I have tried everything. Several contractors said that the only thing we could do was to bring the water into the house via drainage tile and let it enter the sump pump. That would work, but because I live on a 6' elevation, there is no reason that I should have water problems. It became like clockwork...when it rained, we would rush home from the lake or wherever we were vacationing so that we could be prepared to start the backup generator, in case the power failed. We even had our alarm company put a sump alarm on our system, so they could notify us if we had a power failure. Battery backup was not an option, because sometimes we loose power for days and during any rain, our sump would run every 7 minutes...just like clockwork.
I found your site and read the article on the trench or French drain. At first, it sounded a bit like "holistic healing" to me. I failed to understand why a 2 ft. deep trench, 4 ft. away from the house would do any good. How could this simple thing correct an extreme water problem that has plagued me for years, cracked my foundation, settled my garage floor and ruined almost every vacation?
I decided "what the heck". I had to dig by hand using a trenching spade and a pick-axe, because the builder back-filled our property with brick and blacktop. It took quite a bit of time. Because the ground level varies so much on that side of the house, I was not able to achieve exactly 2 ft. deep. It varied from 18" to 30" in spots, but the slope was downhill. The trench is about 80 ft. long. At times, I thought about filling it all in, because I just didn’t believe that it would work.

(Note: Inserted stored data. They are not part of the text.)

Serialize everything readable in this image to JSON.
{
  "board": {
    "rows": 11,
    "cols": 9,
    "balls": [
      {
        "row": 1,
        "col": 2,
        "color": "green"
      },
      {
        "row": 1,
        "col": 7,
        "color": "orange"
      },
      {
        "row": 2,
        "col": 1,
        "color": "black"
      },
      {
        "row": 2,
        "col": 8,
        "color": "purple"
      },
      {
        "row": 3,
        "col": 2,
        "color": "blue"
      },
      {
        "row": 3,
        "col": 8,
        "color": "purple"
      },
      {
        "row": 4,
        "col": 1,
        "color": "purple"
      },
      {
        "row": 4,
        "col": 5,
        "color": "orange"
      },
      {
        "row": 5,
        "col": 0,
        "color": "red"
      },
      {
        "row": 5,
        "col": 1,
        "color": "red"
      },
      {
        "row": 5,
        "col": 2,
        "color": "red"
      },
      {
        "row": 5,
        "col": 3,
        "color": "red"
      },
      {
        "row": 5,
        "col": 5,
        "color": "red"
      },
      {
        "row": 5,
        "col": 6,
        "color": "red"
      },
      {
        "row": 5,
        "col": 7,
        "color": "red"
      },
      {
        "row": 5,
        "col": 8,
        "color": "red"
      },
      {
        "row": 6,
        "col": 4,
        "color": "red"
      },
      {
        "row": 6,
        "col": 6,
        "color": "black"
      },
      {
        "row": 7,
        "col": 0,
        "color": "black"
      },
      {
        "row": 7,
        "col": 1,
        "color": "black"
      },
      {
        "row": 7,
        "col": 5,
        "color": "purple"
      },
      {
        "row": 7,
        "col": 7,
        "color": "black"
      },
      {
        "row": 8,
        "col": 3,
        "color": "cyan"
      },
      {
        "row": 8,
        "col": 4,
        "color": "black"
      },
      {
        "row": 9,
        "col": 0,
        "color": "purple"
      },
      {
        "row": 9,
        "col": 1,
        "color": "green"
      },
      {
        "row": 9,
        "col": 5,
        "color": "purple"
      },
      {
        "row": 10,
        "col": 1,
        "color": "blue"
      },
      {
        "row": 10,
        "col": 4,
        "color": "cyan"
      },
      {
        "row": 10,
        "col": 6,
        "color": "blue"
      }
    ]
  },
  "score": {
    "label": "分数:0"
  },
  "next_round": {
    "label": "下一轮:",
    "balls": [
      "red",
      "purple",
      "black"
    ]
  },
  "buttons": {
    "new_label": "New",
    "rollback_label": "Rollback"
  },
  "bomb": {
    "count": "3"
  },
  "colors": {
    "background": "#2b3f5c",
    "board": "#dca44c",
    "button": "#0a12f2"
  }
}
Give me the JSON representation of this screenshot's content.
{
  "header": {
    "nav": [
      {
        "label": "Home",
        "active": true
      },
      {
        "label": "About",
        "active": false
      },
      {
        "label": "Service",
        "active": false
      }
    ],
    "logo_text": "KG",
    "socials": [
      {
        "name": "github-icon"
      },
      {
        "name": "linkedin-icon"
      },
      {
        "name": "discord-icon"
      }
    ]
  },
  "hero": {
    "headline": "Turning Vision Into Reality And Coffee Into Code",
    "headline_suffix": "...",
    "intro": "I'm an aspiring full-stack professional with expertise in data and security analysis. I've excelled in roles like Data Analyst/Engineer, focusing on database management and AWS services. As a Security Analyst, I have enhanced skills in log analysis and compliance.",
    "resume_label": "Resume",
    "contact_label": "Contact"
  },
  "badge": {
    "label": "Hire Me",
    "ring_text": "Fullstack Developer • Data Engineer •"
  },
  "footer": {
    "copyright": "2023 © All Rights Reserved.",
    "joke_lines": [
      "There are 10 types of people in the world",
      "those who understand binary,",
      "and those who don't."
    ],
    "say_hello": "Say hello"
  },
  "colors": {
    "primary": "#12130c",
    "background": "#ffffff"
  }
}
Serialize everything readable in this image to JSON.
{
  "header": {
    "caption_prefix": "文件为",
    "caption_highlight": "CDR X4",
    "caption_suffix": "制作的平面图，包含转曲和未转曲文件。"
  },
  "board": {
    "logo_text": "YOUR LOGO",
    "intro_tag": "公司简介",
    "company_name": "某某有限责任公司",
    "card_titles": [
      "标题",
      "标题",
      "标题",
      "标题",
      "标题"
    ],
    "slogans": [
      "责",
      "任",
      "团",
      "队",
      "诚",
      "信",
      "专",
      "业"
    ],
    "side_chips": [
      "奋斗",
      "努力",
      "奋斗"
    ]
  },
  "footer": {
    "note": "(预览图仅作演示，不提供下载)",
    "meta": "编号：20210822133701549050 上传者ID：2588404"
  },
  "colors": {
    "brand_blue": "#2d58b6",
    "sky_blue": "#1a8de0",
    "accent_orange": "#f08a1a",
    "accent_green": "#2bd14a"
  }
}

I stoned it, put tile in, and filled it with #1 round stone. I socked the pipe just for safety measure and I also used geotext fabric on top, so I could cover with dirt and grass. I also ordered some clay and pitched from the house to the drain.
Result? For the last month, we have had 7 or 8 torrential rains, the worst of which was last night. It rained so hard, that our lawn washed out in spots because of the high clay content. Our sump pump, that normally ran every 7 minutes during and after rain, has not turned on for 4 weeks. The silt at the bottom of the sump well is now dry and cracking. Our crawlspace has not shown a trace of water or even moisture.
Since I couldn’t see correcting the foundation cracks or the garage floor settling and tilting until I corrected the problem's source, I waited to see if the trench drain worked first.
This week, I had a company come in and perform sort of a "mud-jacking" technique on the garage floor, which worked perfectly. Also, during the past few weeks, I parged the cracks in the foundation.
I just wanted you to know how this worked. I stressed for many years over this issue and the solution was nowhere near as difficult as I thought it would be.
As a side note, I went to the end of the drain tile during a hard rain to see what was happening. Water was running out of the drain tile in about the same exact volume that it previously ran out of the weepholes in my crawlspace. This winter will be interesting, because last year, the ground next to the house was so saturated that during a thaw, my sump would run constantly. I'm guessing that the ground between the trench and the house will probably be drier now going into this winter."